Stomach. (NOT a good idea as it was very full)

He went through every position again.

“Pippin!” Merry didn’t bother being quiet. “What is your problem?”

“I can’t seem to lie still, Merry,” Pippin explained, following it with a belch.

Merry could smell syrup and griddle cakes.

He sighed. “How many did you eat?”

“I think a dozen,” Pippin mumbled embarrassedly. “I sort of lost count.”

Merry sighed again. “How much syrup?”

“Eh . . . half the bottle?” Pippin sounded like he was asking a question instead of giving an answer.

“Wonderful!” Merry groaned. “Get up!” He pushed his cousin toward the edge of the bed. “Get up and get out. You will not be able to sleep for at least an hour. Maybe two with all of that in you. Go!”

“Yes Merry,” came the dejected reply as Pippin got up, put on his dressing gown and left the room.

Peace reigned for about half an hour when a huge crash rattled the walls of Bag End. Frodo and Merry arrived at the kitchen together. The large hanging rack that normally held most of Frodo’s pots and pans was swinging back and forth.

It was empty.

All the pots and pans were on the floor with Pippin. Along with pieces of plates which had been on the table and that some of the pans had hit and broken to bits as they landed.

“I lost my balance,” Pippin squeaked like a mouse as his cousins now noticed that a tipped over step ladder was lying not far from their cousin. “I had decided to wash up after Merry kicked me out of the bed. I was trying to hang the griddle when . . .” he looked at the mess surrounding him on the cold tile floor. “. . . I lost my balance,” he meekly finished.

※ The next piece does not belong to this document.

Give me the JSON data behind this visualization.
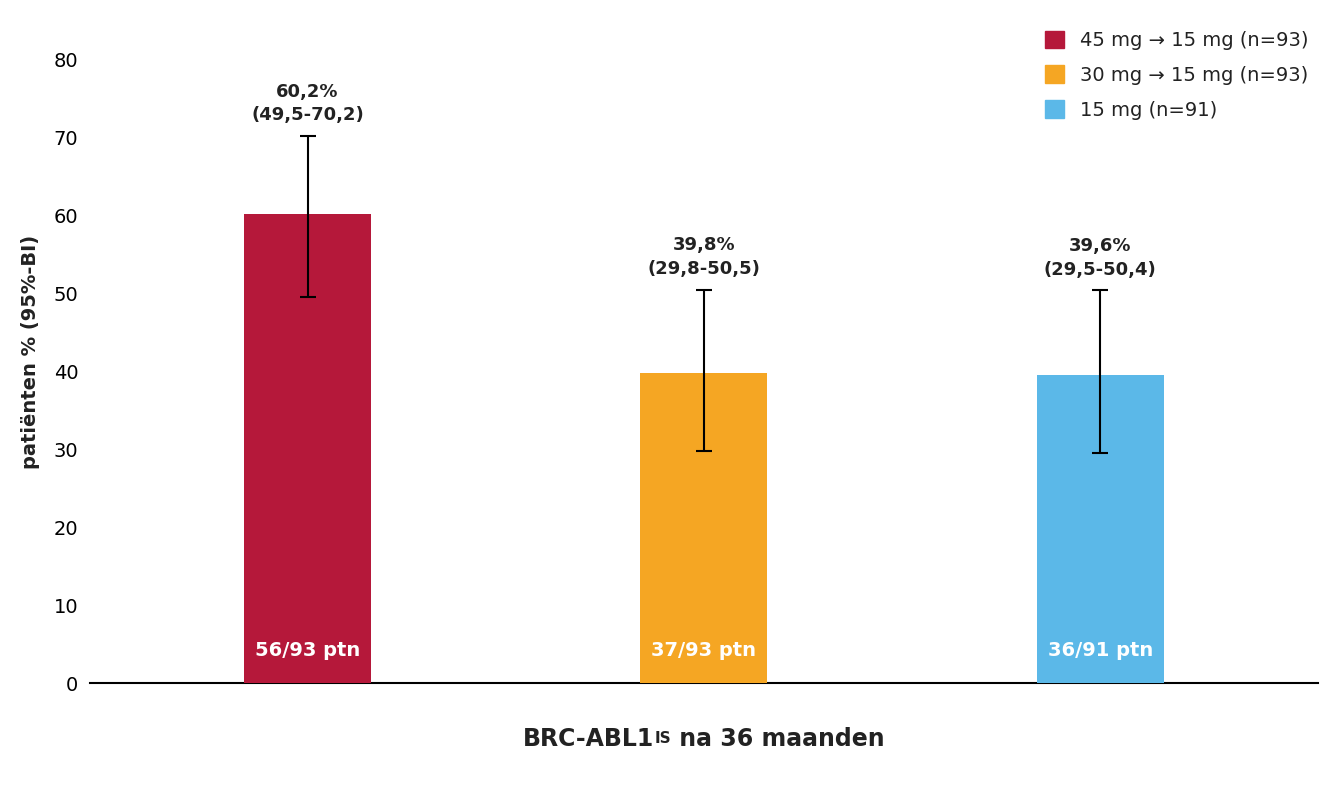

Frodo sighed and closed his eyes. Merry turned away so, hopefully, neither Frodo or Pippin would see he was laughing.

“Get up Pippin,” Frodo said softly.

“I’ll clean it all . . .”

“No,” Frodo cut the lad off in mid offer. “No, Pip, that is quite all right. Merry and I will clean it up. You may go into the parlor and sit on the sofa and do nothing until we are done. I don’t know that I could handle anything else happening tonight.”

A pair of weary blue eyes opened and gazed down at the tweenager on the floor.

“Do you think you can manage to sit on the sofa and not hurt yourself nor break anything?”

“Yes, Frodo,” came the contrite answer.

“Then go.”

Pippin went and it was there, on the sofa in the parlor, that his cousins later found him.

Frodo wondered, as he was drifting off to sleep, if he should say something to Pip when they all finally woke up later in the day about his inability to do as he was told. After all, he’d been told to sit on the sofa, not lie down and fall asleep. Frodo was chuckling in his mind as sleep over took him.

Merry happily laid down in his nice quiet bed.

But when Frodo awoke and went into the parlor a few hours later it was clear the fire had been built up again at some point in time before once more dying down. Merry was wrapped in several blankets and asleep on the floor by the sofa on which Pippin still soundly slept. Frodo smiled and laughed softly to himself as he stoked the fire. He got another knitted blanket from the stand beside the fireplace and wrapped it about himself before sitting in the wing backed chair, putting his feet up on the foot stool and joining his cousins in blissful slumber.